There was a popular song back in the 1970’s with that title. It was written in 1970 by Hoyt Axton, and originally sung by Three Dog Night, the Australian group. Elvis Presley had a version of it that I remember. He sang it in live concerts. The lyrics indicated a fascination with the beauty, and intrigue of the Spanish nation, and its women, and a curiosity to go there on the part of the singer; yet, in the song, he never got there. I always thought I would like to go there, and although I have been in England and France, that is as close as I have come so far in my life of 64 years.

Paul the apostle planned to go to Spain. “Whensoever I take my journey into Spain, I will come unto you” (Romans 15:24). This was his human plan, but in God’s purpose he met a detour. The ultimate detour was to Rome where Paul was executed. We may think an apostle would know whether his ambition would come true or not, but Paul did not. Was God’s purpose thwarted? Was Paul’s life cut short (other that in a human sense)? No! Emphatically no! Remember “It is appointed unto men once to die, but after this the judgment” (Hebrews 9:27), and “The steps of a good man are ordered by the Lord: and he delighteth in his way” (Psalm 37:23). God had a purpose in Paul dying in Rome, and not on the isle of Melita when the viper bit him (Acts 28:1-6), or in Jerusalem (Acts 23:27), or Lystra when he was stoned (Acts 14:19). We can see some of His purpose in the thriving early church there in Rome. There were in subsequent years, many others executed there for Christ’s sake. There were many Christians in that empire then, and many more martyrs after the Roman church became the heretical Roman Catholic church with all its corruption.

Yet in the early days the gospel spread from there, as it had from Jerusalem earlier. God had a purpose in Paul not getting to Spain, but Rome instead. Paul had wanted to see Rome also, but I see nothing to indicate he expected to die there; at least not at first. Later, as he was under imprisonment, he knew he would not get to Spain, for he told Timothy “For I am now ready to be offered and the time of my departure is at hand . I have fought a good fight, I have finished my course, I have kept the faith” (II Timothy 4:6-7). I may never get to Spain either, but if I can have a testimony similar to Paul at the end, I won’t care. Follow Paul as he followed Christ. (I Corinthians 11:1).
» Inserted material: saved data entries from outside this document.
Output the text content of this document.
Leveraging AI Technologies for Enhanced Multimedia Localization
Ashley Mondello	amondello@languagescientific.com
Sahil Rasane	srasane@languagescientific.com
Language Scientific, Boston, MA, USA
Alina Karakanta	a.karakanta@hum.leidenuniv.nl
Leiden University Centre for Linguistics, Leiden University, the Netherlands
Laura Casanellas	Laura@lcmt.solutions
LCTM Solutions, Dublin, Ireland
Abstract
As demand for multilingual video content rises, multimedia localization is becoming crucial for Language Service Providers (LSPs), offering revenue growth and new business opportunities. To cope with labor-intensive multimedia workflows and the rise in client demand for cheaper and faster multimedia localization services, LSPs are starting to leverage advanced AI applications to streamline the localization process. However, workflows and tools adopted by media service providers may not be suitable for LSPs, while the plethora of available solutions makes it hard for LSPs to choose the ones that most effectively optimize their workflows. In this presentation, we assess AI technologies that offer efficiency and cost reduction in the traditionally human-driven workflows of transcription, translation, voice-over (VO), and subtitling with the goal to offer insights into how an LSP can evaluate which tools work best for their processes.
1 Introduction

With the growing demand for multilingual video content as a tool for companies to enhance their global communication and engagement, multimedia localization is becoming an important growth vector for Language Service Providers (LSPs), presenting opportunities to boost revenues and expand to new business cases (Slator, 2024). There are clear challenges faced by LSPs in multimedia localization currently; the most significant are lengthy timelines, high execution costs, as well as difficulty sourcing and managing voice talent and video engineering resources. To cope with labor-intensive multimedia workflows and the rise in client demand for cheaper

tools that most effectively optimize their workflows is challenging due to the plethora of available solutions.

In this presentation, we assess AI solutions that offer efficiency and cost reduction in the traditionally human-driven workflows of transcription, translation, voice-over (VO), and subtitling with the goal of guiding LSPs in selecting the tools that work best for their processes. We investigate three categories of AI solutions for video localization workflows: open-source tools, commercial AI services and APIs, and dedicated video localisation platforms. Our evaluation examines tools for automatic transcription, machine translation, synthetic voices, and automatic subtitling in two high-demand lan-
By the way, another thing regarding Elvis; as almost everyone knows, they had a big hoopla in Memphis on August 16th, the anniversary of his death 30 years ago. His daughter, Lisa Marie, now 39 years old, sang a duet with him of In The Ghetto. It was all done by photographic and holographic magic, I guess. I have not seen that performance. A few months earlier on American Idol, Canadian singer Celine Dion sang a duet with him of If I Can Dream . I saw that one. It looked as though he was really there, living and breathing, and singing, but, of course he wasn‘t. As my grandson told me “Elvis has left the planet.” The frightening thing about all this is that through digital animation, and special effects photography, they can make many things appear to be so that are not. Did you see the flying saucer hoax that came from Australia? That one was so well done that it even had the experts saying it was real! It did look absolutely real. Can’t you see the way this could go if you had an enemy with access to this technology that wanted to frame you? We are in an era of strange things. Even everything moral and sacred is under attack. “Men’s hearts failing them for fear, and for looking after those things which are coming on the earth” (Luke 21:26). I am glad we serve a God that cannot be defeated; a Christ that will gather His elect from the corners of the earth.. Whatever lies ahead, He is with us, and He is coming back.. Even so, come Lord Jesus!